The couple then obtained a loan from another financial institution at a rate of four and a half per cent, which they used to pay off the mortgage with FCB.
In July 2021, the couple wrote to FCB enquiring why the increase was applied.
Several weeks later, the bank wrote to them indicating that the increase was as a result of the Mortgage Market Reference Rate (MMRR) re-pricing of existing mortgages, which is done annually. It also contended that the increase was also as a result of the risk premium or the couple’s credit worthiness (spread).
After the couple’s lawyers sent a pre-action protocol letter threatening the lawsuit, the bank pointed out that the increase was permitted under the mortgage agreement.

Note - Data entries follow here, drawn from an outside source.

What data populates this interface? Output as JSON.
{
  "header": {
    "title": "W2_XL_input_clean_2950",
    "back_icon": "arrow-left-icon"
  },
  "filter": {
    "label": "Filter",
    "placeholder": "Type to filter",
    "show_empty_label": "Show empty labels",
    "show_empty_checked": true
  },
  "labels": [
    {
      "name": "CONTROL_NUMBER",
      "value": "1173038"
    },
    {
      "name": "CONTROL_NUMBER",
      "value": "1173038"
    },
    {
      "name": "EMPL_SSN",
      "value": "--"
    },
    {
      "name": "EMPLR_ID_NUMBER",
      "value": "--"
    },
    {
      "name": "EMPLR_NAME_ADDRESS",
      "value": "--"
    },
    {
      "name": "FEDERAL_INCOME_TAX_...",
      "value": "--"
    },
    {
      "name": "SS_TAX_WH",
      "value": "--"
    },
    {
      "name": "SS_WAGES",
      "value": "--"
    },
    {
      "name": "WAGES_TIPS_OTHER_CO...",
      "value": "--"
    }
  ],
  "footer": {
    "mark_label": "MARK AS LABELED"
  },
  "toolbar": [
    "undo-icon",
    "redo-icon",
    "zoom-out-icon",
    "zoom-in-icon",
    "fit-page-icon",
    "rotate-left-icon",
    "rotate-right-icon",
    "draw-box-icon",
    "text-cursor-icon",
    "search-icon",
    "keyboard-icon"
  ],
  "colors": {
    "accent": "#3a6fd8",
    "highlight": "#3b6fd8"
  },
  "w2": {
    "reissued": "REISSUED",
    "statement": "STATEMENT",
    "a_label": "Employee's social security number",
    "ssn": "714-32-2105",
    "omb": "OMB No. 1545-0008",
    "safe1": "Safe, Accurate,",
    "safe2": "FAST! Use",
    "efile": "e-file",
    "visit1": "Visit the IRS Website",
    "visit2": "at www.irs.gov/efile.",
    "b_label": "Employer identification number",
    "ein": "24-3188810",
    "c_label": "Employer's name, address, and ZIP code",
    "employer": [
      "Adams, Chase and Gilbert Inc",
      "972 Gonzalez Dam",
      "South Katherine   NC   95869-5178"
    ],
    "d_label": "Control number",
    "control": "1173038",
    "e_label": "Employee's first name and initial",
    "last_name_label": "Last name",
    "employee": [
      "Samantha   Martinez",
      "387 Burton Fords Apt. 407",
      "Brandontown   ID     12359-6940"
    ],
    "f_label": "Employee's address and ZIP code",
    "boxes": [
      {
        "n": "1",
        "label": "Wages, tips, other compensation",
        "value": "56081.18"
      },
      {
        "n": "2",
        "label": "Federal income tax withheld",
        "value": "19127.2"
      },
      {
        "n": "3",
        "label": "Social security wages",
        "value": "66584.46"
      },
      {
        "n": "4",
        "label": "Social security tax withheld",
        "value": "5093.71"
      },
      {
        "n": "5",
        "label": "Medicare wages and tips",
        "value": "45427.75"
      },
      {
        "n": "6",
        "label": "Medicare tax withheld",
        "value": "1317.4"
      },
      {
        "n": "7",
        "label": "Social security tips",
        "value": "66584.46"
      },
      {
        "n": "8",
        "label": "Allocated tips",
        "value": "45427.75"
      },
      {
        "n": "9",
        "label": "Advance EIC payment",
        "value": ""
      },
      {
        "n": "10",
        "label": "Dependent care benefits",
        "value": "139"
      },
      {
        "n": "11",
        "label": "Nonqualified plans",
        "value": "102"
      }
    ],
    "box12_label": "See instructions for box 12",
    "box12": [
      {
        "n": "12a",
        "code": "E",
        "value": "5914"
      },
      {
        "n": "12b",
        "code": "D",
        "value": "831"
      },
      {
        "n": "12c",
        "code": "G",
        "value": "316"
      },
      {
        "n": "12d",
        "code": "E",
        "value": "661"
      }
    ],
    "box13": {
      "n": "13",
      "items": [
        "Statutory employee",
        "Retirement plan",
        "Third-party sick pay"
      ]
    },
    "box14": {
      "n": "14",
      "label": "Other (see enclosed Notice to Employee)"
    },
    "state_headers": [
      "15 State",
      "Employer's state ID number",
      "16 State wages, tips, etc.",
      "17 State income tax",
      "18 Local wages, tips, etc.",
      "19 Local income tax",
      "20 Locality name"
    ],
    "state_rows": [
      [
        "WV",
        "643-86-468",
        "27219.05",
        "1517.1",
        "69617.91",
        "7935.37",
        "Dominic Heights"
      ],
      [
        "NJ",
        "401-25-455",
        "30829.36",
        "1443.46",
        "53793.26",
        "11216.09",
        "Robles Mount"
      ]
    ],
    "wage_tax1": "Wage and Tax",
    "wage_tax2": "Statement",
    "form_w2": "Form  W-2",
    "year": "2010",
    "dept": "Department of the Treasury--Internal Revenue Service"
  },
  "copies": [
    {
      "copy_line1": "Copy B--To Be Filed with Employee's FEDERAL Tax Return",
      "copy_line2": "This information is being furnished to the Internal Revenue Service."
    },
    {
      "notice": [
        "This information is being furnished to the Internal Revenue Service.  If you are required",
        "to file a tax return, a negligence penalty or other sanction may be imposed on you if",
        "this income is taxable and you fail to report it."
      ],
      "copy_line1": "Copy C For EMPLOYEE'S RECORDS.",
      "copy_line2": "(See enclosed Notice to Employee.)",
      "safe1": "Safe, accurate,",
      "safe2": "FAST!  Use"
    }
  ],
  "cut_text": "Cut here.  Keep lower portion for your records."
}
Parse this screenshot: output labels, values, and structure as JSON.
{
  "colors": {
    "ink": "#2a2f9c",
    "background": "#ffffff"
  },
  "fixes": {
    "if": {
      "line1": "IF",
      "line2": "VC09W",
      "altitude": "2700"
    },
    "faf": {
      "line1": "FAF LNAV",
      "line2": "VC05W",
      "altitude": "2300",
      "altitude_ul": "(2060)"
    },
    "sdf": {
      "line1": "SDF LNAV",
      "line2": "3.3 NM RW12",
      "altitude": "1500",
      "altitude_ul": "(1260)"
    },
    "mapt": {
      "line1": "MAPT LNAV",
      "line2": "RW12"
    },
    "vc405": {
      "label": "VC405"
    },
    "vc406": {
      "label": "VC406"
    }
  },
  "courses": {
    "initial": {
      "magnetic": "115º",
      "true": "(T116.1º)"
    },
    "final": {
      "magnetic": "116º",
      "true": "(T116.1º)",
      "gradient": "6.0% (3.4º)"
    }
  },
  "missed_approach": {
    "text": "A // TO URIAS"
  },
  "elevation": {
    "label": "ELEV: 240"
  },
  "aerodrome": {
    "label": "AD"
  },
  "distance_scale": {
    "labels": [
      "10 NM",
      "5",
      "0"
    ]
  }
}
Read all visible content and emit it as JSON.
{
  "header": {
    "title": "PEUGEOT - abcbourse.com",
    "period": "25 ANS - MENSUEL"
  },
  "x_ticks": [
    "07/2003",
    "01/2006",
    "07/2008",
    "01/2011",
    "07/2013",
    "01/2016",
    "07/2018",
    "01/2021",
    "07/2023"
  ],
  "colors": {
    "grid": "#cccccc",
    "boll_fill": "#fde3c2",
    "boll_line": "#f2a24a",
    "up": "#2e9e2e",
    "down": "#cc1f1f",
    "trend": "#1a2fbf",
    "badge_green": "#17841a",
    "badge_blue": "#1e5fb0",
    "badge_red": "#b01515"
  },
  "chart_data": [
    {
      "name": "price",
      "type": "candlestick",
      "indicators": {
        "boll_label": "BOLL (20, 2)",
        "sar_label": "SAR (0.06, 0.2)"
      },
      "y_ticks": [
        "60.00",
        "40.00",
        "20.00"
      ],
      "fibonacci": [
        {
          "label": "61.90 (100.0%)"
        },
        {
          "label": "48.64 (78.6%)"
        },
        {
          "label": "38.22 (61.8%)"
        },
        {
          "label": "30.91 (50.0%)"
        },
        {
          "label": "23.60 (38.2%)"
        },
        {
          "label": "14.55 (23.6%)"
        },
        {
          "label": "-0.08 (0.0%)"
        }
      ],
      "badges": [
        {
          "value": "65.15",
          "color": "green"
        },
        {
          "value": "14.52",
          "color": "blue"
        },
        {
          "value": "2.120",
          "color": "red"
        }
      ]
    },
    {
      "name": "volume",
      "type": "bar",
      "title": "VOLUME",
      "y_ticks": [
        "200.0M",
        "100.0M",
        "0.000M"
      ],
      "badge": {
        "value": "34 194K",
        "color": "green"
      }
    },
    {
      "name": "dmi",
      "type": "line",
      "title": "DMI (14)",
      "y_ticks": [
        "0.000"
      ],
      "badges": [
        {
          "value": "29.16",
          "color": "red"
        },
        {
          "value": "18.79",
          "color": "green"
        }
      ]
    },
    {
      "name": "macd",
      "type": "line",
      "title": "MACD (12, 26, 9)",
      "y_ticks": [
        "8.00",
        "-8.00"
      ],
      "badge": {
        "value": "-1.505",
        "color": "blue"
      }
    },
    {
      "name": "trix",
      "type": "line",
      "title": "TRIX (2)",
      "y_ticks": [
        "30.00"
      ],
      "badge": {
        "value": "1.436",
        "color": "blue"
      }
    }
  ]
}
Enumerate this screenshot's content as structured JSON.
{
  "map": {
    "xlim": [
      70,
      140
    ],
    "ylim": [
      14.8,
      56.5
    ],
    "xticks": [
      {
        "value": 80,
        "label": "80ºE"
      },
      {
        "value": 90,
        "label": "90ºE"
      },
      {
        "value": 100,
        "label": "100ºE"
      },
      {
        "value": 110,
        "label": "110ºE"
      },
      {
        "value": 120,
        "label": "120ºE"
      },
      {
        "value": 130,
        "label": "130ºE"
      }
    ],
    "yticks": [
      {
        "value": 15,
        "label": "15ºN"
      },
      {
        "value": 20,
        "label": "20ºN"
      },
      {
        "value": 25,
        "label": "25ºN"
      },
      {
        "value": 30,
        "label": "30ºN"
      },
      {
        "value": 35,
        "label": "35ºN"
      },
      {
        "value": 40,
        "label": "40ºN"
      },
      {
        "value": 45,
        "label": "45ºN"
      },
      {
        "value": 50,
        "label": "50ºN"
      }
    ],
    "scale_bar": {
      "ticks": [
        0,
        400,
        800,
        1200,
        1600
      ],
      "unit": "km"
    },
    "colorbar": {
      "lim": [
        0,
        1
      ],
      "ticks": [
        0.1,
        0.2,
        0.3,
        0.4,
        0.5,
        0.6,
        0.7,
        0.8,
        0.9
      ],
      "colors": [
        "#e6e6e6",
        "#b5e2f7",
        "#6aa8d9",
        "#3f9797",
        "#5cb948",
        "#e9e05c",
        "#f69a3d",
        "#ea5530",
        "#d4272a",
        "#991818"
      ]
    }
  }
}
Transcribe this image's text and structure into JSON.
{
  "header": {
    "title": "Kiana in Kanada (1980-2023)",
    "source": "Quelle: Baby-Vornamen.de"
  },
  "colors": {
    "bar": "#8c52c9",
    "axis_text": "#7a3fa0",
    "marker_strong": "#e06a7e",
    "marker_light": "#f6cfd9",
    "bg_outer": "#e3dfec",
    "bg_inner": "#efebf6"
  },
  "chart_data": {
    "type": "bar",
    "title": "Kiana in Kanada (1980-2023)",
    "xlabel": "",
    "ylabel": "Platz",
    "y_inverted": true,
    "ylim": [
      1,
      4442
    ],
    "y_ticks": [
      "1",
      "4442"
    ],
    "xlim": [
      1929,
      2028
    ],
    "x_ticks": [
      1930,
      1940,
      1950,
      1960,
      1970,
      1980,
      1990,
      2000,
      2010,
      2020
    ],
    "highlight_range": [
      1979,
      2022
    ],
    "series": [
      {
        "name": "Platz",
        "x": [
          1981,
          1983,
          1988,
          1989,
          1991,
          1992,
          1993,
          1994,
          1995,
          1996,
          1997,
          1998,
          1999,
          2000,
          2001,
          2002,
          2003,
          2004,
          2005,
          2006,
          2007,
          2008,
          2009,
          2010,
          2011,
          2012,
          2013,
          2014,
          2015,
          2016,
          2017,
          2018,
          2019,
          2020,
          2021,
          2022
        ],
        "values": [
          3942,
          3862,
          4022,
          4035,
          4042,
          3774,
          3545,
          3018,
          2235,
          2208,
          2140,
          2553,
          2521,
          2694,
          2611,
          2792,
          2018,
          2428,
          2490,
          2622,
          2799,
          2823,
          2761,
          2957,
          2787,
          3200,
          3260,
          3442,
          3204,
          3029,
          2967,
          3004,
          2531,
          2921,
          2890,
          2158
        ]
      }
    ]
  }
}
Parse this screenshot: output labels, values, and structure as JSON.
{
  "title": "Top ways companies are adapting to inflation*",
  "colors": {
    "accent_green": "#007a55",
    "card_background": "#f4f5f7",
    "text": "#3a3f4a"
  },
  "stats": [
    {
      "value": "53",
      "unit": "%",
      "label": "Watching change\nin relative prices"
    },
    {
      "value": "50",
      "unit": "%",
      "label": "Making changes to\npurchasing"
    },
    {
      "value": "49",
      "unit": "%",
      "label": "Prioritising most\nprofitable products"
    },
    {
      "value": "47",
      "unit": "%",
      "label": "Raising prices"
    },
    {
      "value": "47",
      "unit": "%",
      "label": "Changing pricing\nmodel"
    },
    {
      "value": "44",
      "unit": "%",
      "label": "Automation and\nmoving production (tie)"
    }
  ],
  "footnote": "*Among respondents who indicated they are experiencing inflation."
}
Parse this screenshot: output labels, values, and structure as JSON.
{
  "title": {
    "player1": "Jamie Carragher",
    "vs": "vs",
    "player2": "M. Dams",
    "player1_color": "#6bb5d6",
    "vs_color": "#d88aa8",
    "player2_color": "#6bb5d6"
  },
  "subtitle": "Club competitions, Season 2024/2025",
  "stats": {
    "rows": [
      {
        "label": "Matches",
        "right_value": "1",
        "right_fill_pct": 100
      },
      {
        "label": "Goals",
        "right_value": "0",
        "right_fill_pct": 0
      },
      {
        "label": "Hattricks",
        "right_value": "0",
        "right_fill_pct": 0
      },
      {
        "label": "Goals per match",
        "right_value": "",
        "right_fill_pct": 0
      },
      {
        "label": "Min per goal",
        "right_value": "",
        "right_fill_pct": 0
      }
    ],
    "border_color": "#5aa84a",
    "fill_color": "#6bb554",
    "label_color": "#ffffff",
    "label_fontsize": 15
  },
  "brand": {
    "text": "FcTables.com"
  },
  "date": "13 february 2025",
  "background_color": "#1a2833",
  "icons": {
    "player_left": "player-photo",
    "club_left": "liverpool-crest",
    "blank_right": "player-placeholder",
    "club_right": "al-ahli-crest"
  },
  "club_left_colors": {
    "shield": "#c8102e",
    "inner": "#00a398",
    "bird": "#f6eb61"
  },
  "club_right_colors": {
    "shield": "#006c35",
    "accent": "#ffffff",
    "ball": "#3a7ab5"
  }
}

In a response, the couple’s lawyers acknowledged the bank’s contractual discretion but claimed that the decision was irrational based on the insight provided.
In December 2022, the bank’s Legal Manager sent correspondence seeking to provide further clarity.
The manager claimed that the interest rate the couple received when they entered into the mortgage was based on a Christmas promotion.
The manager also claimed that the Central Bank permitted banks to re-price mortgages once annually on the anniversary date of the mortgages.
They were careful to note that the increase was not based on the couple’s risk rating being elevated as initially contended but rather due to the bank’s operating costs increasing during the period.
In the court filings, the couple’s lawyers relied on the Residential Real Estate Mortgage Guideline issued by the Central Bank in October 2017.
It states that the actual mortgage rate charged to consumers will be the most recent MMRR rate plus a margin determined by licensees or financial institutions.
“The margin to be set by the licensees will reflect, inter alia, the borrower’s credit rating, the amount of the down payment , and the location of the property,” the guideline states.
The MMRR between 2016 and 2021 remained unchanged at three per cent.
The couple’s lawyers contended that the increase was unlawful.
“The defendant’s use of its purported increase in operating costs as a consideration to exercise its contractual discretion to increase the claimant’s interest rate was in breach of contract and/or arbitrary and/or capricious and/or an irrational basis without sufficient cause and/or justification and/or in breach of its duty of good faith,” their lawyers said.
Through the lawsuit, the couple is seeking damages for breach of contract as well as $78,744.49 in compensation, which represents the additional fees they were required to pay as a result of the interest increase.
In its defence, FCB denied any wrongdoing.
“The defendant at all material times, exercised its discretion in accordance with the Guideline and/or the Mortgage Loan Agreement and therefore did not act arbitrarily, capriciously, or irrationally and/or without justification or good faith as alleged,” its lawyers said.
The couple is being represented by Dinesh Rambally, Kiel Taklalsingh, Rajiv Sochan, and Kavita Moonesar, of Sovereign Chambers.
The case is scheduled to come up for hearing on May 2.